The data of the survey collected by the USPSTF estimate that 13% of American households experienced food insecurity in 2022, 8% of which have low food security and 5% with very low food security. Among households with income below the federal poverty line, almost a third had food insecure.
To establish who had food insecurity in the Cardia study, the participants were invited to know which of these descriptions corresponded to their household the previous year. A “yes” answer only to the first question qualified as secure food:
- We have enough food to eat and the types of food we want.
- We have enough food to eat, but not always the food we want to eat.
- Sometimes we don’t have enough food to eat.
- Often we don’t have enough food to eat.
After following these people from 2000 to 2020, 11% of those who were not in safety of food developed heart disease, against 6% of those who had adequate access to food. Cardiac disease measures were serious: a deadly and not fatal heart attack; Hospitalization for angina or acute coronary syndrome; heart failure; stroke; or per
ipheral arterial disease.These differences in food security and heart disease was true after taking into account race and education, that the authors qualified a more coherent measure than income.
Khurram Nasir, cardiologist and preventive researcher affiliated with the Weill Cornell Medical College and the Houston Methodist Debakey Heart & Vascular Center, was not surprised by the connection, but he found the extent of the risk concerning. He was not involved in the study.
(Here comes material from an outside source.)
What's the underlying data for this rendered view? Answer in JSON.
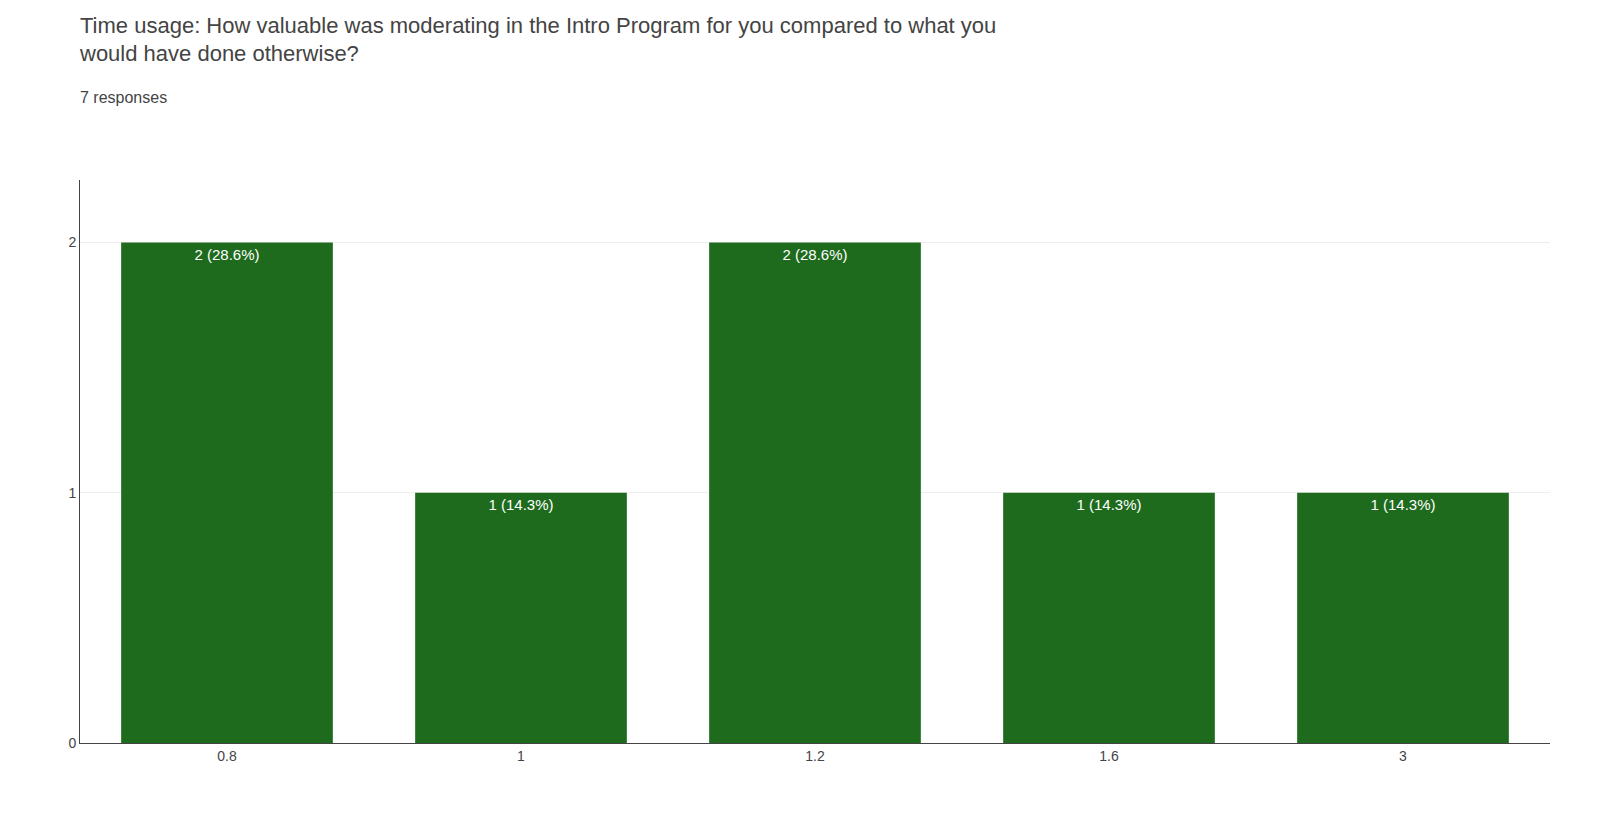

“Food insecurity is not only a question of hunger, it is a major cardiovascular risk factor,” he told Stat in an e-mail interview. “An increased risk of cardiovascular diseases due to food insecurity, even after adjustment for traditional risk factors, is amazing. This tells us that the fight against cholesterol and blood pressure is not alone – we must approach the motors upstream of diseases, such as economic instability, neighborhood deprivation and access to affordable and nutritious foods. »»
Having established a chronology showing food insecurity comes first, followed by a heart disease, Jia said that the sequence was not always so clear.
“Over time, there is a differential rate for the development of heart disease,” she said. “There is probably a certain bidirectionality because we know that having chronic diseases creates additional socio -economic pressure on the household because health care is expensive, unfortunately.”
Food insecurity can be cyclical, said Nasir. “Residents of food insecurity households are more likely to consume processed, high sodium foods, developing frenzy-eating behaviors and feeling chronic stress, which accelerate all cardiovascular disease,” he said. “Food insecurity does not exist in a vacuum. It is linked to income, housing stability, neighborhood infrastructure and even access to transport. »»
Many experts recommend adding food security issues to primary care visits, but JIA, which is also an instructor of general internal medicine and preventive medicine at the Northwestern University Feinberg School of Medicine, also expands this to emergency rooms and specialties, including cardiology. Nurses and medical assistants could question patients – or patients themselves could fill out forms.
If in need, people could be connected to existing community resources, said JIA, such as the charity of food banks and pantry across the country. “Many of these strategies are really focused on, how to make a healthy choice the easy choice,” she said.
Health care systems should adopt an integrated approach, said Jia and Nasir. This could mean extending custom meals medically and “food pharmacies” in hospitals and clinics. In terms of politics, Nasir would plead for Stronger nutritional aid programs, incentives for the development of grocery store in food deserts and healthier food subsidies.
“If we are not talking about systemic barriers,” he said, “we will continue to deal with the consequences of cardiovascular disease instead of preventing it.”